There are two more tasks that the repository should support:
- managing the dependencies between the objects (e.g. a transformation using certain stored procedures who, in turn, use certain tables), and
- the release management of those (SQL or higher-level) artifacts, e.g. to allow them being developed and tested in one system w/o jeopardising the production system.
- Finally, there are certain recurring patterns of SQL: things that you need to do over and over again. Examples are tracking incoming data (e.g. via something like the data request in BW), how to derive data changes (like in a DSO), how to store hierarchies etc. Such “patterns” basically translate into higher-level (abstract) artifacts that are created and maintained at the abstraction level to then be translated into a series of SQL statements.
The HANA DW will support this process in the following way; figure 1 below visualises this:
- The HANA DB provides all the SQL functionality you need.
- The HANA platform will provide the development infrastructure, especially to support a repository and related services.
- Tooling on top will create either direct HANA SQL* or higher-level artifacts that translate into HANA SQL*.
- Those tools will keep their artifacts in the HANA repository, allowing to support the complete lifecycle incl. auditing, versioning, dependency analysis (especially also between artifacts maintained by different tools).

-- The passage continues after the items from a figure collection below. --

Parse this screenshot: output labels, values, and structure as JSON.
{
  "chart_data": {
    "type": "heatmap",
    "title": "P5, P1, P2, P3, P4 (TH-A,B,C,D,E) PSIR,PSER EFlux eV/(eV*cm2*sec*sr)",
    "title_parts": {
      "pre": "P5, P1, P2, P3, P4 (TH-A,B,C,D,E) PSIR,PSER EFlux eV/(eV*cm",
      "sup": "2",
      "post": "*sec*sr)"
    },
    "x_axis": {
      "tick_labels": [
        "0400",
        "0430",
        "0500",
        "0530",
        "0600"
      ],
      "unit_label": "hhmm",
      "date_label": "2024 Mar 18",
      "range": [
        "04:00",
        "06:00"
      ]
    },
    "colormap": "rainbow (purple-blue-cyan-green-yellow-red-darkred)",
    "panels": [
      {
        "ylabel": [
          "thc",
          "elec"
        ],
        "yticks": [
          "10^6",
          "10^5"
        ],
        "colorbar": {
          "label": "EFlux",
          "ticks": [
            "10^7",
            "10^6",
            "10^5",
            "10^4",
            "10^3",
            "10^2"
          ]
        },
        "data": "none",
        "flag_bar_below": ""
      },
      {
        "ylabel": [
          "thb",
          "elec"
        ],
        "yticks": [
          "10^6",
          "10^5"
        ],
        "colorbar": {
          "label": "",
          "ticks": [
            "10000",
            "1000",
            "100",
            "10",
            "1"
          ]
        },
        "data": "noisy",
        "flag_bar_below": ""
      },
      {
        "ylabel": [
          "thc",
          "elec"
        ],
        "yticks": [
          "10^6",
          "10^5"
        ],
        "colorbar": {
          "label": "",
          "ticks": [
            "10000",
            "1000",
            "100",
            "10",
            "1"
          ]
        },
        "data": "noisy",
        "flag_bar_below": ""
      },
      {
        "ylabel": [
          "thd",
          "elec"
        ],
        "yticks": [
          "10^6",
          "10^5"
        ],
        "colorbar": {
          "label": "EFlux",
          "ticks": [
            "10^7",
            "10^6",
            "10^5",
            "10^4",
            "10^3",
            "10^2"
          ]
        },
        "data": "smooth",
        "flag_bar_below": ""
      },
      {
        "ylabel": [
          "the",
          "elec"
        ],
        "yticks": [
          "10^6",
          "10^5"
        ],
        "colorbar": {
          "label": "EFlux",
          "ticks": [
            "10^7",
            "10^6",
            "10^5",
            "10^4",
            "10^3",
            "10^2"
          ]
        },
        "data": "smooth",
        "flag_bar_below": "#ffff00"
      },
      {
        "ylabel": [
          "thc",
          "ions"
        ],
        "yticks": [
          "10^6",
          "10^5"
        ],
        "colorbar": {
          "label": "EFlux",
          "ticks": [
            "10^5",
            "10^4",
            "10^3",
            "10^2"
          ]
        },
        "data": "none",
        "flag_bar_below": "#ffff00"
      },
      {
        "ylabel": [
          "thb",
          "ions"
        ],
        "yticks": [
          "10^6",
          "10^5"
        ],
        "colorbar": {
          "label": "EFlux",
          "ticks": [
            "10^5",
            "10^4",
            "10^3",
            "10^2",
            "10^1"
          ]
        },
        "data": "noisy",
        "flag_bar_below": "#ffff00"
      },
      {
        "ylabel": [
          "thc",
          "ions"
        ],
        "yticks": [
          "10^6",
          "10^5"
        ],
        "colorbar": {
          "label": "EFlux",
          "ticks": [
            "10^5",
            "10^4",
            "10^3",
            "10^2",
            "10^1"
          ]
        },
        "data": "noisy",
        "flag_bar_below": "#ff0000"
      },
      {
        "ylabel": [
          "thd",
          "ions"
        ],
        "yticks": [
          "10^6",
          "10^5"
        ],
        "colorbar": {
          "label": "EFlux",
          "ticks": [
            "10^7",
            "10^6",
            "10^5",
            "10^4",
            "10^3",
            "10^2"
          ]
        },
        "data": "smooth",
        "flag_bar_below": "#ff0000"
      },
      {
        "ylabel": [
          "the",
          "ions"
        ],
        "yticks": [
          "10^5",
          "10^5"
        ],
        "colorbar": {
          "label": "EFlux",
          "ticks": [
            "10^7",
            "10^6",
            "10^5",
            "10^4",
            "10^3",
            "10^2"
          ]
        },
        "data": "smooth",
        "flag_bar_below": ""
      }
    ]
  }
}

- Tools constitute optional added value that you can use but that you don’t have to use. Consider BW-on-HANA as such a tool too.
It is planned to bring the currently existing SAP products related to data warehousing into this HANA DW setup. This will allow SQL-based data warehousing (1.) enriched via higher-level / higher-purpose artifacts (2.). The second pillar in figure 2 describes that evolution. The third pillar indicates that tooling will evolve, potentially into a series of apps or services that can also manage a cloud-based DW.
The Role of BW-on-HANA.
From the above, it should have become obvious that BW-on-HANA will form an important, but optional part of the HANA DW. If it is convenient for the purpose of the DW, then it should be used or added to a HANA DW. Another potential scenario is that an existing BW-on-HANA will gradually evolve into a HANA DW as it is complemented with other tooling in the fashion described above. The border line will be blurry. In any case, BW-on-HANA will extend and enhance its existing functionality enabling more and more direct SQL access + options and leveraging / interacting with the HANA repository. A stand-alone BW-on-HANA system, as it exists today, can be considered as a special instance of a HANA DW. It will continue to exist, evolve, excel. Anyone investing into BW-on-HANA today is on a safe track.
The Role of HANA Vora and Hadoop: the HANA Big DW.
Many customers are looking at ways to complement existing data warehouses with Hadoop. HANA Vora will play a pivotal role in combining the HANA and Hadoop platforms. Therefore, HANA Vora will allow to extend the HANA DW into a HANA Big DW (current working title). We will elaborate on that at a later stage.
* Please consider HANA SQL here as a placeholder comprising all sorts of more specialised languages and extensions like MDX, SQLscript, calc engine expressions etc.